While GEDmatch had perhaps 100,000 genomes in 2014, he added, it now has a million and counting, making it more powerful every day.
The I’ll Be Gone in the Dark team often lamented they could not use the even larger databases of genomes at private DNA sites such as Ancestry or 23andMe, said Jensen. They speculated they could order a synthetic version of the killer’s DNA from a lab, mix it with water to make an ersatz spit sample, and then submit it to one of the private services to see if it generated any matches. But they never did. “We thought there would be a match in the next five years just from the public databases.”
That sort of fake account would violate the terms of service for private sites such as Ancestry, which require the user to own the DNA sample and offers strict step-by-step privacy controls.

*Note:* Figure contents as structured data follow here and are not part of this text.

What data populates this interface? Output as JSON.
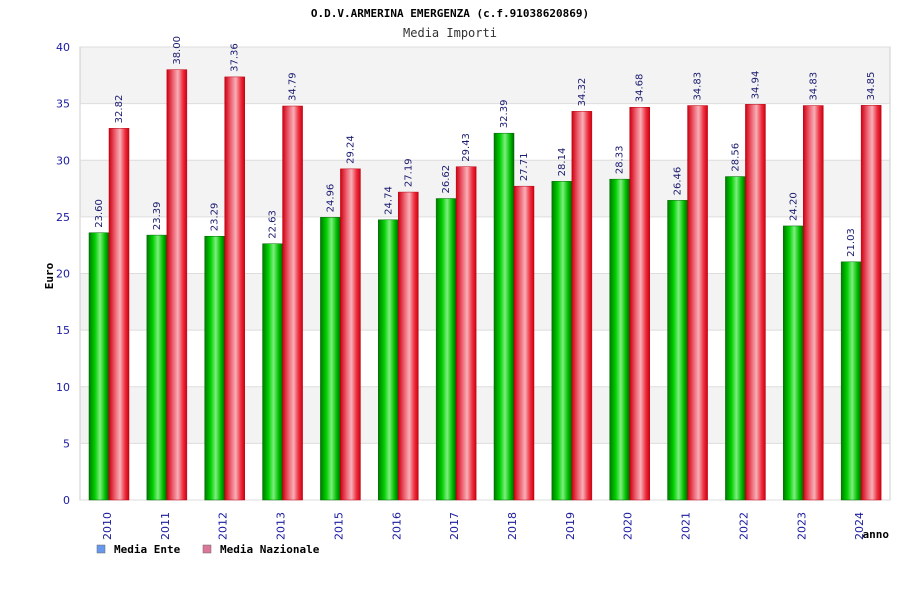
{
  "chart_data": {
    "type": "bar",
    "title": "O.D.V.ARMERINA EMERGENZA (c.f.91038620869)",
    "subtitle": "Media Importi",
    "xlabel": "anno",
    "ylabel": "Euro",
    "ylim": [
      0,
      40
    ],
    "yticks": [
      "0",
      "5",
      "10",
      "15",
      "20",
      "25",
      "30",
      "35",
      "40"
    ],
    "grid": true,
    "legend_position": "bottom-left",
    "categories": [
      "2010",
      "2011",
      "2012",
      "2013",
      "2015",
      "2016",
      "2017",
      "2018",
      "2019",
      "2020",
      "2021",
      "2022",
      "2023",
      "2024"
    ],
    "series": [
      {
        "name": "Media Ente",
        "color": "#00cc00",
        "legend_color": "#6699ee",
        "values": [
          23.6,
          23.39,
          23.29,
          22.63,
          24.96,
          24.74,
          26.62,
          32.39,
          28.14,
          28.33,
          26.46,
          28.56,
          24.2,
          21.03
        ],
        "labels": [
          "23.60",
          "23.39",
          "23.29",
          "22.63",
          "24.96",
          "24.74",
          "26.62",
          "32.39",
          "28.14",
          "28.33",
          "26.46",
          "28.56",
          "24.20",
          "21.03"
        ]
      },
      {
        "name": "Media Nazionale",
        "color": "#ee1122",
        "legend_color": "#dd7799",
        "values": [
          32.82,
          38.0,
          37.36,
          34.79,
          29.24,
          27.19,
          29.43,
          27.71,
          34.32,
          34.68,
          34.83,
          34.94,
          34.83,
          34.85
        ],
        "labels": [
          "32.82",
          "38.00",
          "37.36",
          "34.79",
          "29.24",
          "27.19",
          "29.43",
          "27.71",
          "34.32",
          "34.68",
          "34.83",
          "34.94",
          "34.83",
          "34.85"
        ]
      }
    ]
  }
}
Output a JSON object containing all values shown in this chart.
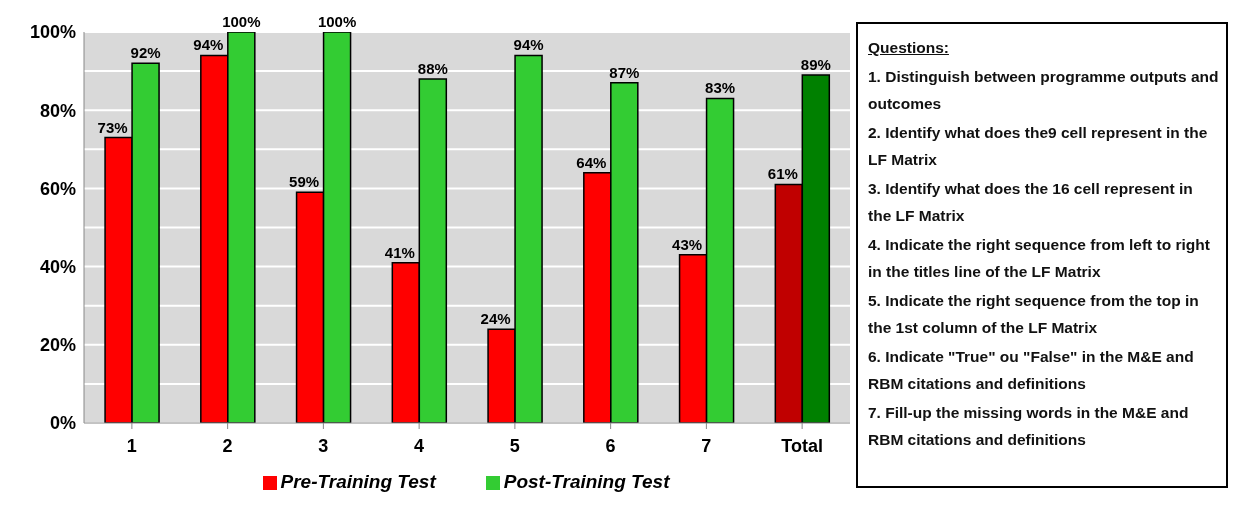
{
  "chart_data": {
    "type": "bar",
    "categories": [
      "1",
      "2",
      "3",
      "4",
      "5",
      "6",
      "7",
      "Total"
    ],
    "series": [
      {
        "name": "Pre-Training Test",
        "color": "#ff0000",
        "colors": [
          "#ff0000",
          "#ff0000",
          "#ff0000",
          "#ff0000",
          "#ff0000",
          "#ff0000",
          "#ff0000",
          "#c00000"
        ],
        "values": [
          73,
          94,
          59,
          41,
          24,
          64,
          43,
          61
        ],
        "value_labels": [
          "73%",
          "94%",
          "59%",
          "41%",
          "24%",
          "64%",
          "43%",
          "61%"
        ]
      },
      {
        "name": "Post-Training Test",
        "color": "#33cc33",
        "colors": [
          "#33cc33",
          "#33cc33",
          "#33cc33",
          "#33cc33",
          "#33cc33",
          "#33cc33",
          "#33cc33",
          "#008000"
        ],
        "values": [
          92,
          100,
          100,
          88,
          94,
          87,
          83,
          89
        ],
        "value_labels": [
          "92%",
          "100%",
          "100%",
          "88%",
          "94%",
          "87%",
          "83%",
          "89%"
        ]
      }
    ],
    "ylim": [
      0,
      100
    ],
    "yticks": [
      {
        "value": 0,
        "label": "0%"
      },
      {
        "value": 10,
        "label": null
      },
      {
        "value": 20,
        "label": "20%"
      },
      {
        "value": 30,
        "label": null
      },
      {
        "value": 40,
        "label": "40%"
      },
      {
        "value": 50,
        "label": null
      },
      {
        "value": 60,
        "label": "60%"
      },
      {
        "value": 70,
        "label": null
      },
      {
        "value": 80,
        "label": "80%"
      },
      {
        "value": 90,
        "label": null
      },
      {
        "value": 100,
        "label": "100%"
      }
    ],
    "grid": "y",
    "legend": "bottom",
    "annotations": [
      "Questions:",
      "1. Distinguish between programme outputs and outcomes",
      "2. Identify what does the9 cell represent in the LF Matrix",
      "3. Identify what does the 16 cell represent in the LF Matrix",
      "4. Indicate the right sequence from left to right in the titles line of the LF Matrix",
      "5. Indicate the right sequence from the top in the 1st column  of the LF Matrix",
      "6. Indicate \"True\" ou \"False\" in the M&E and RBM citations and definitions",
      "7. Fill-up the missing words in the M&E and RBM citations and definitions"
    ]
  }
}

Still, there is not a lot a company could do to prevent such an attempt, if an investigator didn’t mind being kicked off the site once they created a fake account.
“In general, I think we can agree it is a very good thing to catch this guy,” Erlich said. “It would also be a good thing if we started a wider conversation on how we should use this kind of information.”
This post has been updated with information from Paul Haynes on when their team's genealogical website searches began in 2012, and when culprit DNA marker searches began in 2013.